This year, Christmas falls on a Tuesday, so Christmas Eve Day is on a Monday. The college closes for Christmas, in recognition of a larger cultural reality, but will be open on Christmas Eve Day. Exams will already have finished well before that, and grades will have been posted.
The faculty, I'm reasonably certain, will be long gone. Entire hallways will be deserted. But we'll heat the whole place anyway, and a few benighted souls will be on hand to field anybody who theoretically could show up.
You should hear the grumbling. Nearly everybody -- myself included -- is burning a vacation day on the 24th. We have real 'skeleton crew' representation, consisting of a few good sports.

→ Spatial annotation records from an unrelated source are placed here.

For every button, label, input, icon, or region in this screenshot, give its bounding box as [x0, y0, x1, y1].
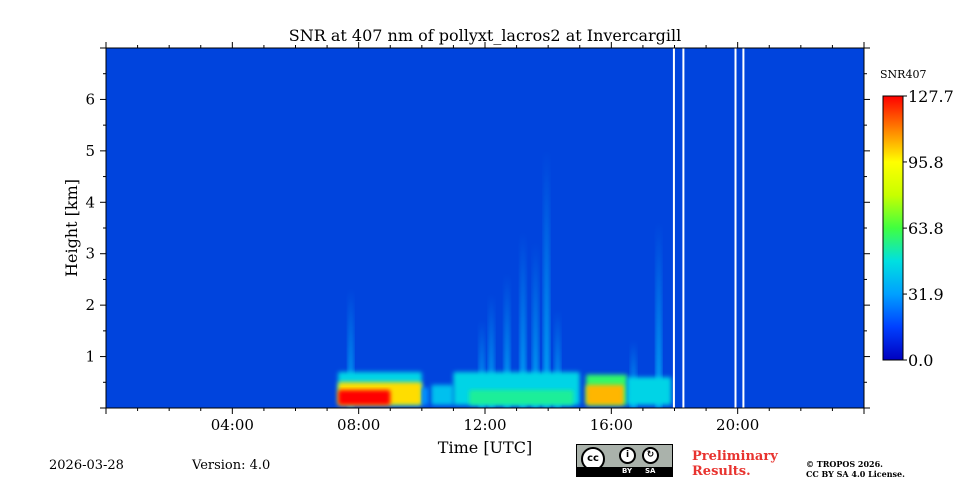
signal-region-mark	[431, 384, 454, 405]
signal-region-mark	[469, 390, 574, 405]
signal-region-mark	[421, 387, 429, 405]
data-gap-mark	[672, 48, 675, 408]
x-tick-label: 20:00	[716, 416, 759, 434]
y-tick-label: 3	[85, 245, 95, 263]
plume-mark	[519, 233, 526, 408]
axes: 04:00 08:00 12:00 16:00 20:00 1 2 3 4 5 6	[85, 42, 870, 434]
y-tick-label: 1	[85, 348, 95, 366]
version-label: Version: 4.0	[192, 458, 271, 473]
share-alike-icon: ↻	[642, 447, 659, 464]
plume-mark	[554, 310, 561, 408]
signal-region-mark	[627, 377, 672, 405]
sa-label: SA	[645, 467, 656, 475]
colorbar-tick-label: 63.8	[908, 219, 944, 238]
signal-region-mark	[586, 384, 624, 405]
person-icon: i	[619, 447, 636, 464]
heatmap-background	[106, 48, 864, 408]
colorbar-label: SNR407	[880, 68, 926, 81]
colorbar-tick-label: 31.9	[908, 285, 944, 304]
preliminary-line-2: Results.	[692, 464, 751, 479]
y-tick-label: 6	[85, 90, 95, 108]
y-tick-label: 4	[85, 193, 95, 211]
colorbar-tick-label: 127.7	[908, 87, 954, 106]
y-axis-label: Height [km]	[62, 179, 81, 277]
data-gap-mark	[742, 48, 745, 408]
plume-mark	[630, 341, 637, 408]
x-axis-label: Time [UTC]	[438, 438, 532, 457]
x-tick-label: 12:00	[463, 416, 506, 434]
y-tick-label: 2	[85, 296, 95, 314]
heatmap-plot	[106, 48, 864, 408]
x-tick-label: 04:00	[211, 416, 254, 434]
plume-mark	[655, 222, 662, 408]
colorbar-tick-label: 95.8	[908, 153, 944, 172]
colorbar-gradient-bar	[882, 95, 904, 361]
chart-title: SNR at 407 nm of pollyxt_lacros2 at Inve…	[289, 26, 682, 45]
plume-mark	[347, 289, 354, 408]
plume-mark	[532, 243, 539, 408]
badge-strip	[577, 467, 672, 476]
cc-by-sa-badge: cc i ↻ BY SA	[576, 444, 673, 477]
plume-mark	[478, 320, 485, 408]
copyright-notice: © TROPOS 2026. CC BY SA 4.0 License.	[806, 459, 905, 479]
y-tick-label: 5	[85, 142, 95, 160]
data-gap-mark	[734, 48, 737, 408]
plume-mark	[504, 274, 511, 408]
copyright-line-1: © TROPOS 2026.	[806, 459, 883, 469]
plume-mark	[488, 294, 495, 408]
data-gap-mark	[682, 48, 685, 408]
signal-region-mark	[338, 390, 391, 405]
x-tick-label: 16:00	[590, 416, 633, 434]
heatmap-field	[338, 48, 745, 408]
preliminary-line-1: Preliminary	[692, 449, 778, 464]
by-label: BY	[622, 467, 633, 475]
plume-mark	[543, 150, 550, 408]
colorbar: 0.0 31.9 63.8 95.8 127.7	[882, 87, 954, 370]
colorbar-tick-label: 0.0	[908, 351, 933, 370]
date-label: 2026-03-28	[49, 458, 124, 473]
x-tick-label: 08:00	[337, 416, 380, 434]
preliminary-results-notice: Preliminary Results.	[692, 449, 778, 479]
copyright-line-2: CC BY SA 4.0 License.	[806, 469, 905, 479]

The human side of me thinks this is kind of asinine, and wishes the college would just be closed on the 24th. But the administrator in me actually gets it. (That's not to deny that some of us administrators also happen to be human. It's just that we have to be able to turn it on and off.)

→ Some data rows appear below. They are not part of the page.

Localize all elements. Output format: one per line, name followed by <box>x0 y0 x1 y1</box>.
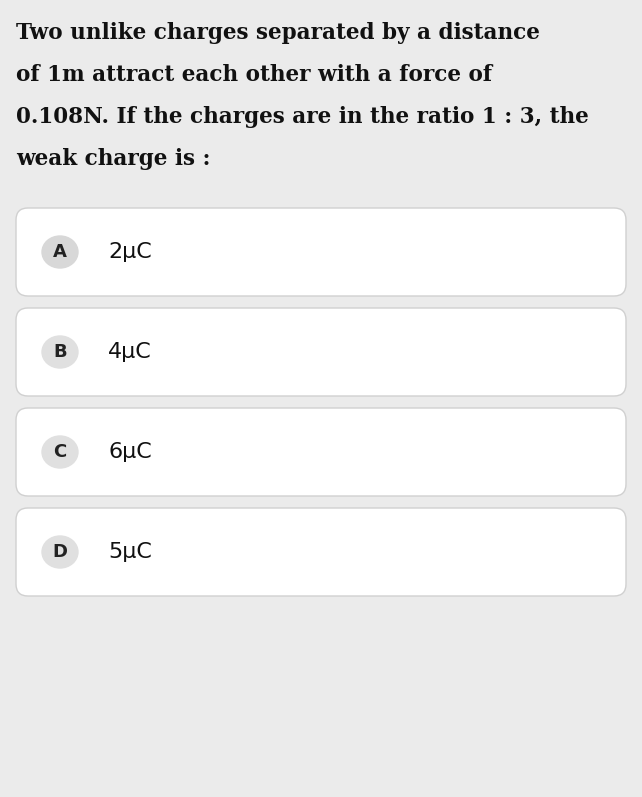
Text: B: B <box>53 343 67 361</box>
Text: Two unlike charges separated by a distance: Two unlike charges separated by a distan… <box>16 22 540 44</box>
FancyBboxPatch shape <box>16 308 626 396</box>
FancyBboxPatch shape <box>16 508 626 596</box>
FancyBboxPatch shape <box>16 208 626 296</box>
Text: 4μC: 4μC <box>108 342 152 362</box>
Text: A: A <box>53 243 67 261</box>
Text: of 1m attract each other with a force of: of 1m attract each other with a force of <box>16 64 492 86</box>
Text: D: D <box>53 543 67 561</box>
Text: 2μC: 2μC <box>108 242 152 262</box>
Text: weak charge is :: weak charge is : <box>16 148 211 170</box>
Text: 5μC: 5μC <box>108 542 152 562</box>
Text: 0.108N. If the charges are in the ratio 1 : 3, the: 0.108N. If the charges are in the ratio … <box>16 106 589 128</box>
Text: 6μC: 6μC <box>108 442 152 462</box>
Text: C: C <box>53 443 67 461</box>
Ellipse shape <box>42 236 78 268</box>
FancyBboxPatch shape <box>16 408 626 496</box>
Ellipse shape <box>42 436 78 468</box>
Ellipse shape <box>42 536 78 568</box>
Ellipse shape <box>42 336 78 368</box>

One reason is precedent. In a collective bargaining environment in which people are quick to assert 'past practice' status for anything ever done, this year's mercy closing becomes next year's entitlement. And when the 24th is a given, the 23rd starts to look kind of silly. The college could try to argue that the 24th was special for falling on a Monday, but being right is no guarantee of winning.
So to avoid a series of future arguments, the college is playing Scrooge and staying officially open -- if mostly dark -- on the 24th. There's a certain Dilbertish quality to it, and I'm sure the folks who actually show up will be bored out of their minds, and it's a criminal waste of natural resources to heat all those empty buildings, but it solves a real problem. If you don't hold to some lines in the sand, even when they seem a little silly, 'past practice' can become nearly unstoppable.

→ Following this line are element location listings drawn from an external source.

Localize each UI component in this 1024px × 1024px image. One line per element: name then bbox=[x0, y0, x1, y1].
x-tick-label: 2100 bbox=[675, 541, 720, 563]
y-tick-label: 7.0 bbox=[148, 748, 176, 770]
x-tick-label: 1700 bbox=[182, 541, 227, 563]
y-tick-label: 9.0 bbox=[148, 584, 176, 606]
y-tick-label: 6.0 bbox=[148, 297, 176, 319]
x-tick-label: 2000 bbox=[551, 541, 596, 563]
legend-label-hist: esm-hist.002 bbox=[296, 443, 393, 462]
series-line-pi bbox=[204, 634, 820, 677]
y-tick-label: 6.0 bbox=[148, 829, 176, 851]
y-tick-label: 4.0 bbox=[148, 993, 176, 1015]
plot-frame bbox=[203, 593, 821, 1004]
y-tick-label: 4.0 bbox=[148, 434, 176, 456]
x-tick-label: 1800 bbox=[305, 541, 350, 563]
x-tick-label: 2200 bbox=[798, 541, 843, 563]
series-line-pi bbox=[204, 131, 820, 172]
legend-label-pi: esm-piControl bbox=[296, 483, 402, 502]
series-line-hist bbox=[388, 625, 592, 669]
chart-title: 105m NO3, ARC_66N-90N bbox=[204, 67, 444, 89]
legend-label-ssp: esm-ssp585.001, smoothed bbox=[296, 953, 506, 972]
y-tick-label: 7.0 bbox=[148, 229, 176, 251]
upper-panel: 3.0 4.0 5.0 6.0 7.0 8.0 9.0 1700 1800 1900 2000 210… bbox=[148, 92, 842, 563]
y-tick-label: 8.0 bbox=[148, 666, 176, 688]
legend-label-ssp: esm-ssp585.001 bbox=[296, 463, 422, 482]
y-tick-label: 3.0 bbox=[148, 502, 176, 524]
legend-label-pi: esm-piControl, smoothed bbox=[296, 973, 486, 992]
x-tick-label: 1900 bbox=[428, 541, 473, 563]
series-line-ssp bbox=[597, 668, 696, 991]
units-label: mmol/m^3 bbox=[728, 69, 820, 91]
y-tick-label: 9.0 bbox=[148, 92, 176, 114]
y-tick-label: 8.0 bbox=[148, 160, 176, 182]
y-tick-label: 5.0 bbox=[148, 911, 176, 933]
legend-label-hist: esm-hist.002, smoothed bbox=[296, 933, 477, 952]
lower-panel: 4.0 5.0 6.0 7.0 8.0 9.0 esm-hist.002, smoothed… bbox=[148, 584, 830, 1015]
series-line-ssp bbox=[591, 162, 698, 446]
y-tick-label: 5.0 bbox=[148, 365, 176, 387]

"Aha!," I hear my astute readers saying. "There you go again, blaming the unions. What about working out memoranda of understanding with the relevant unions in advance, stipulating that this isn't setting a precedent? That way, everybody wins!" Sadly, no.
The answer has to do with how it would play in the press. If the college grants an 'extra' day off in the name of saving heat and electricity, the local papers would play it as featherbedding. The usual suspects would start grumbling about public employees goofing off on your tax dime, and how we have to get tough on all those overpaid administrative assistants. ("Don't they get lots of paid vacation already?") If we were a private college, the 'memorandum of understanding' route would make sense, and might even come off as statesmanlike. But as a public institution, that move would look like a conspiracy to rip off the long-suffering taxpayers. Even if the 24th is demonstrably an utterly unproductive day. Even if the money saved in utilities alone more than made up for it.
The featherbedding angle would be especially damaging when our local public sector is facing some pretty nasty financial issues already. It's hard to plead poverty to the taxpayers, then turn around and grant 'extra' days off to unionized employees, many of whom get better benefits than do most taxpayers. (One of those benefits is a buyout of unused vacation days upon retirement. Requiring people to take a vacation day actually reduces the cost of future buyouts, so there really is a financial impact to this.) The folks who like to demagogue such things would beat this to death.
So even though exams will be long over, grades will have been posted, and there won't be a professor to be found, we'll be open. Your tax dollars at work!